The “Connecting by Design” project seeks to increase and diversify its roster of artist instructors, reaching out to GVCA members, regional artists, and expanding to farmworkers themselves. As Stewart-Bittle explains, “Drawing on my 20-year teaching experience within CAMPS, I felt it was time to design a real exchange. Not only will the artists teach workshops for farmworkers, farmworkers with traditional arts skills will have the opportunity to teach GVCA instructors. We will be able to learn from each other.”
Canning adds, “All of us have traditional knowledge that we carry with us, often reflecting our cultural heritage. For example, arts like papel picado (paper cutting), embroidery, weaving, pan de muerto (decorative breads) and sand paintings are found in the DÍa de Muertos celebration, which remembers loved ones who have passed on. Like generations of immigrants before them, many of our newer residents bring beautiful artistic traditions that add value and meaning to their daily lives and have the potential to enrich us all.”
Stewart-Bittle continues, “GVCA artists and farmworkers will have the opportunity to connect on a deep, personal level that moves beyond mere social graces, into a place of real and lasting understanding.” Artwork created through the workshops will comprise an exhibit at the end of the year in the GVCA gallery on Murray Hill in Mount Morris, and potentially to 1-2 other sites, as well as online.

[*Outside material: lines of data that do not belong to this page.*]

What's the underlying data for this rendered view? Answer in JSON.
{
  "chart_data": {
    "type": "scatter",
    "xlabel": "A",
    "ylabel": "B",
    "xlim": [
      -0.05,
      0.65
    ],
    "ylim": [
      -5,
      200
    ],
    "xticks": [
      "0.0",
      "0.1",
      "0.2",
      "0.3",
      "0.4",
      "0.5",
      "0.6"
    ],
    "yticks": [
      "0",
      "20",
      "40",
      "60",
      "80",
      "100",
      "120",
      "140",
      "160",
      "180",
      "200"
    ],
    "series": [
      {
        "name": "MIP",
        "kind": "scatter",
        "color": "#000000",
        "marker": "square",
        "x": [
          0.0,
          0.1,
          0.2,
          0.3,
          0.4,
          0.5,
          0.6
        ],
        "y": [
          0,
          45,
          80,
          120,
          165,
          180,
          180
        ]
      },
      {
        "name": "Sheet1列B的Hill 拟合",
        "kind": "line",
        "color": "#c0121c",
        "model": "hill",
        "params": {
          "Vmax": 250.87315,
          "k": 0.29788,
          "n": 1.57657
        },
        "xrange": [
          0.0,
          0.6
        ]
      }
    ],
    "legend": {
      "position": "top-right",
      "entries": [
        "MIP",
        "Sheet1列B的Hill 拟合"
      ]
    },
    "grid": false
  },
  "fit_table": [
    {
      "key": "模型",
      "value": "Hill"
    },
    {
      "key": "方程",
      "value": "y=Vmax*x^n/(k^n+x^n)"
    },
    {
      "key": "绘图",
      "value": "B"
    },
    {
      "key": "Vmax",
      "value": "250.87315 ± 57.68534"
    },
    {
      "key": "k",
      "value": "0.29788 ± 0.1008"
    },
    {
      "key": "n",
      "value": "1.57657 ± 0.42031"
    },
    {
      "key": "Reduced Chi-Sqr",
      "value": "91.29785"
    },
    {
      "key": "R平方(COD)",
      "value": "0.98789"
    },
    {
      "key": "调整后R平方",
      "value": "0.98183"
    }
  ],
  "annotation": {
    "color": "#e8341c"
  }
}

“We are thrilled to be selected by the NEA to continue this important and significant project,” said Deborah Bump, GVCA Executive Director. “With all of the changes 2020 brought, Julia and Karen were able to adapt the migrant art classes to an online environment, and their successful collaboration with the NYS Migrant Education Program reached farmworkers all across the state. We are so excited that they will be able to continue their work with the generous assistance from the NEA, and hope the exhibit will extend the community-building experienced by the participants to our wider Hispanic/Latinx community and the general population.”